Looking back locally to the early decades of the 1900s, there are examples of snowfalls that led to the collapse of sizable structures, the curtailing of transit systems and many other hardships. Today we can “see” weather events online or on television in broad patches of bright colours, sometimes swirling, sometimes static, always intriguing.

In 1899, New Westminster and other spots in the Lower Mainland were completely taken off guard by what was referred to in the press as “The Cloud Burst.” The subheading summarized what took place here on Monday, Nov. 27, 1899: “Phenomenal rainfall accompanied by wind and hail yesterday, surprisingly little damage done.”

Apparently everything was quite all right in the city until mid-afternoon when “shortly after 4 o’clock yesterday afternoon without very much warning, the town was treated to a veritable cloud burst.

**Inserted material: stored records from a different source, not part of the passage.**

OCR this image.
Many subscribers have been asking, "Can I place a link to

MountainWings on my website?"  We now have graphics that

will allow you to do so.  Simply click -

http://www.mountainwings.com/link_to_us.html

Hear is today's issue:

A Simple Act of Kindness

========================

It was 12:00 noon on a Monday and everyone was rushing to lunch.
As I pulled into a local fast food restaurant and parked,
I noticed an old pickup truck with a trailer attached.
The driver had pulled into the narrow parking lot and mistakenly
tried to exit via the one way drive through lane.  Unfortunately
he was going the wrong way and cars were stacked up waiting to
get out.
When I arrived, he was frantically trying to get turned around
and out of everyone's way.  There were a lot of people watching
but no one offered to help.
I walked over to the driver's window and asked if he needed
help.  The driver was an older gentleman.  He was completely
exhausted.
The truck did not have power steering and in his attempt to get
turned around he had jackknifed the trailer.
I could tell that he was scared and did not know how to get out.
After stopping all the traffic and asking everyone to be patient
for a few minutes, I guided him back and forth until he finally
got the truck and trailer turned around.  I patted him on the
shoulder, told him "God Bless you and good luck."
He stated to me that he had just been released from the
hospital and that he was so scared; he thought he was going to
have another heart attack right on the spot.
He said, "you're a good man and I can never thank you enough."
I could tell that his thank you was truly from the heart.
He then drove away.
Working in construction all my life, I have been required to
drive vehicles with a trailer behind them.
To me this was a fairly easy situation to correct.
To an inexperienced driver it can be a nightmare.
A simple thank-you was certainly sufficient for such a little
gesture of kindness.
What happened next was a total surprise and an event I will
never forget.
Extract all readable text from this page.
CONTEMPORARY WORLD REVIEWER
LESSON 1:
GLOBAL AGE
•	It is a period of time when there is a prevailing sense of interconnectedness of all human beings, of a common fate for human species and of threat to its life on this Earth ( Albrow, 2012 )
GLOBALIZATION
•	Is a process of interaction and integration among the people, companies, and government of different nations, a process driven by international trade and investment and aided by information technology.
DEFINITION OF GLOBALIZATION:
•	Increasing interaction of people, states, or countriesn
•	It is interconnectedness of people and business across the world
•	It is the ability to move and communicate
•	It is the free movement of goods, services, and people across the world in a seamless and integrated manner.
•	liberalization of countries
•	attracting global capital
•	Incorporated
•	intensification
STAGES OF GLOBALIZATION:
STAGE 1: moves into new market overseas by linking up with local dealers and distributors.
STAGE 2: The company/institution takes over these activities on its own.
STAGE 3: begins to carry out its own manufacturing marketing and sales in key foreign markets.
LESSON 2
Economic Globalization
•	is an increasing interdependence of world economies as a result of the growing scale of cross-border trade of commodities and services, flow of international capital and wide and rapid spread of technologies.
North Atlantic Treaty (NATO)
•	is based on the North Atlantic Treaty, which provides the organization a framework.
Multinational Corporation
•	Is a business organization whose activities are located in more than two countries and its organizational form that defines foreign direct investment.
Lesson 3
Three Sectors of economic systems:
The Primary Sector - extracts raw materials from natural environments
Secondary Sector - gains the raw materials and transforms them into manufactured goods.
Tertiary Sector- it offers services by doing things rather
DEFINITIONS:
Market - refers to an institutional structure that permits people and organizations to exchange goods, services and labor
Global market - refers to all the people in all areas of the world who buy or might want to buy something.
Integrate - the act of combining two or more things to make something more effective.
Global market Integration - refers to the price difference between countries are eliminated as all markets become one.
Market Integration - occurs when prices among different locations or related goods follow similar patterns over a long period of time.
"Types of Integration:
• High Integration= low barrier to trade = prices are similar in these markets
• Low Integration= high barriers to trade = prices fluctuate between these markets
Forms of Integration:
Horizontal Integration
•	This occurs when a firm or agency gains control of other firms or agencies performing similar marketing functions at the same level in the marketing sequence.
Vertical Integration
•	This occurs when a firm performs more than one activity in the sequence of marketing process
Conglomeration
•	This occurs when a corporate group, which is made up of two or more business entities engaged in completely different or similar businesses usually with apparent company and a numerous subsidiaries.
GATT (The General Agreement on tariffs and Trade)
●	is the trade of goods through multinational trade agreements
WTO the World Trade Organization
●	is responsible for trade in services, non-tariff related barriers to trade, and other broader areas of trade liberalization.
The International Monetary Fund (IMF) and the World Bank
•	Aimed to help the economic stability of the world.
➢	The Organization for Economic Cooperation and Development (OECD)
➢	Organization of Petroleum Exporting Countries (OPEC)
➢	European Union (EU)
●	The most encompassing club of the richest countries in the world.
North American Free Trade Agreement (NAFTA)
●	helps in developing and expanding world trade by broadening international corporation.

For a time it was scarcely possible to see across the streets for the blinding sheets of rain.”

The inability of eavestroughs to cope, particularly on some flat-roofed new business blocks, set up a situation where “perfect waterfalls descended from all” such buildings. The major culvert that ran under Columbia Street, draining the deep gully, Wintemute’s ravine, between Fourth Street and Church Street, was the scene of a potentially dangerous situation.

Other damage in town from this cloudburst was to the fire hall roof and windows, terraced ground at Dr. Drew’s house on Sixth Street, the city’s arc street lights, flooded buildings, and so on. All of this from a cloudburst of a matter of minutes. A short time later, there was a “bright sunset.”